Auditing of User Behavior: Identification, Analysis and Understanding of Deviations

Mahdi Alizadeh

first promotor: prof.dr. Milan Petkovic (TU/e)
second promotor: prof.dr.ir. Wil van der Aalst (TU/e and RWTH)
co-promotor: dr. Nicola Zannone (TU/e)
Eindhoven University of Technology
Date: 19 November 2018
Thesis: PDF

Summary

Organizations may collect a large amount of data and use them for various purposes such as improving the quality of their services. The collected data must be processed only for purposes for which it was initially collected and should be protected against possible misuses. The misuse of data can cause serious financial and legal implications such as fines, lawsuits and reputation loss for organizations. Thus, organizations should put security mechanisms in place to contain the risks of these incidents.

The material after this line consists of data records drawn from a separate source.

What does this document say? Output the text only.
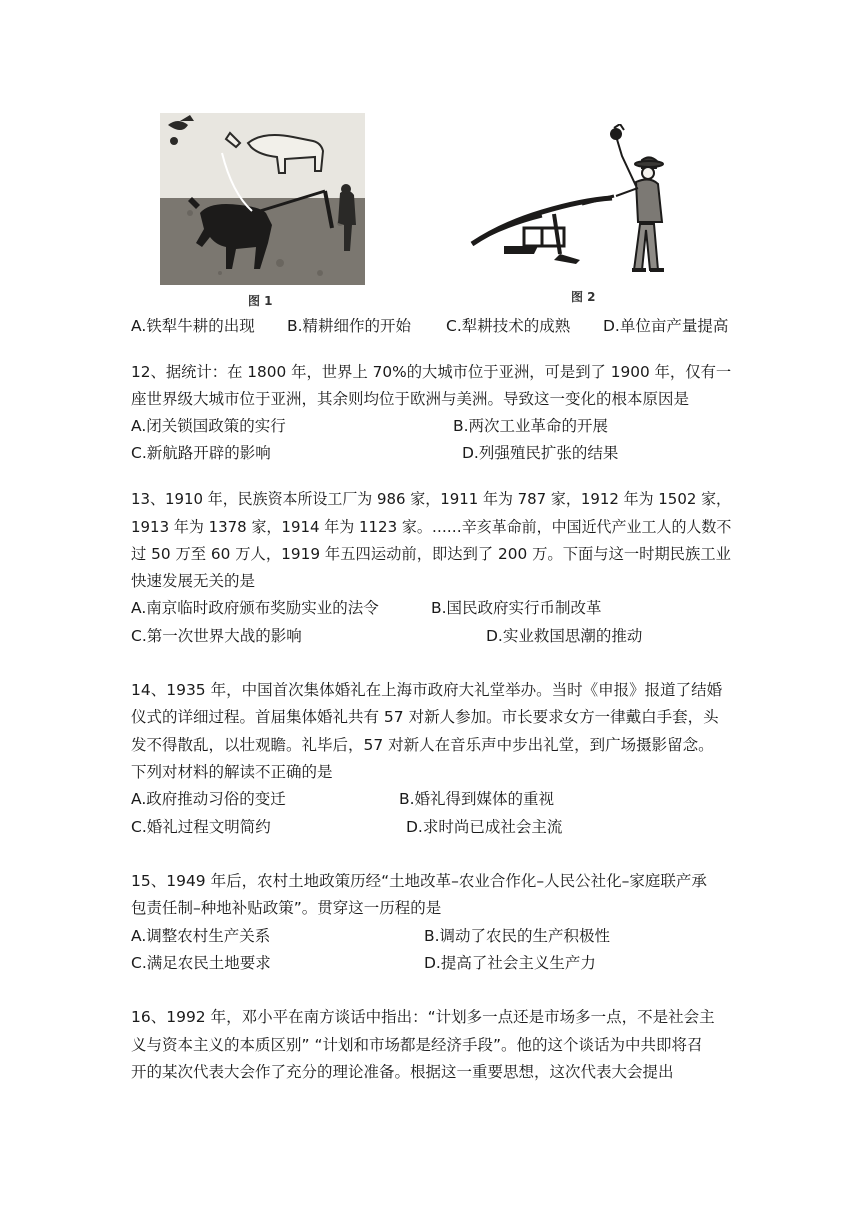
图 1	图 2
A.铁犁牛耕的出现 B.精耕细作的开始 C.犁耕技术的成熟 D.单位亩产量提高
12、据统计：在 1800 年，世界上 70%的大城市位于亚洲，可是到了 1900 年，仅有一
座世界级大城市位于亚洲，其余则均位于欧洲与美洲。导致这一变化的根本原因是
A.闭关锁国政策的实行	B.两次工业革命的开展
C.新航路开辟的影响	D.列强殖民扩张的结果
13、1910 年，民族资本所设工厂为 986 家，1911 年为 787 家，1912 年为 1502 家，
1913 年为 1378 家，1914 年为 1123 家。……辛亥革命前，中国近代产业工人的人数不
过 50 万至 60 万人，1919 年五四运动前，即达到了 200 万。下面与这一时期民族工业
快速发展无关的是
A.南京临时政府颁布奖励实业的法令	B.国民政府实行币制改革
C.第一次世界大战的影响	D.实业救国思潮的推动
14、1935 年，中国首次集体婚礼在上海市政府大礼堂举办。当时《申报》报道了结婚
仪式的详细过程。首届集体婚礼共有 57 对新人参加。市长要求女方一律戴白手套，头
发不得散乱，以壮观瞻。礼毕后，57 对新人在音乐声中步出礼堂，到广场摄影留念。
下列对材料的解读不正确的是
A.政府推动习俗的变迁	B.婚礼得到媒体的重视
C.婚礼过程文明简约	D.求时尚已成社会主流
15、1949 年后，农村土地政策历经“土地改革–农业合作化–人民公社化–家庭联产承
包责任制–种地补贴政策”。贯穿这一历程的是
A.调整农村生产关系	B.调动了农民的生产积极性
C.满足农民土地要求	D.提高了社会主义生产力
16、1992 年，邓小平在南方谈话中指出：“计划多一点还是市场多一点，不是社会主
义与资本主义的本质区别” “计划和市场都是经济手段”。他的这个谈话为中共即将召
开的某次代表大会作了充分的理论准备。根据这一重要思想，这次代表大会提出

The underlying problem of traditional security mechanisms is that they are rigid and preventive. The basic notion of enforcement relies on the idea that deviations from specifications are violations and as such should not be permitted. Since preventive access control is too inflexible to be used in dynamic environments like healthcare, in practice, most healthcare systems include “break-the-glass” mechanisms which allow users to bypass access control rules in unprecedented circumstances such as emergency situations. However, this flexibility in the system might be misused by users. In this situation, organizations should record user behavior and employ auditing mechanisms to identify and investigate possible deviations from specifications.

A drawback of existing auditing mechanisms is that they typically do not account for the process perspective in the analysis, resulting into limited detection and diagnosis capabilities. This problem could be addressed by using process mining techniques for auditing since these techniques analyze the observed behavior by linking it to process models. However, existing process mining techniques are not tailored to the security analysis of user behavior. Therefore, to support analysts in the process-aware analysis and understanding of user behavior, in this thesis, we propose four approaches:

• A history-based approach for relating recorded behavior to process models. This approach analyzes the historical logging data of each process and learns from it how process executions behave when reach a certain process state. Based on the insights obtained from this analysis, it provides deviation diagnostics (Chapter 3).
• An approach that links the data and process perspectives together and analyzes observed behavior with respect to both perspectives, thus enabling the identification of deviations that otherwise would remain undetected. In addition, the approach is able to provide accurate diagnostics of those deviations, which can assist analysts in under-standing them (Chapter 4).
• An approach to extract frequent anomalous patterns from the logs that may exhibit parallel behaviors and correlate recurrent deviations that have occurred in different portions of the process (Chapter 5).
• An histogram-based approach for analyzing user behavior, which is able to measure to what extent users behave differently from their peers (Chapter 6). The techniques presented in this thesis have been evaluated using both synthetic and real-life datasets. The results of experiments show that our techniques are able to identify various types of deviations, provide deviation diagnostics and support analysts in understanding them.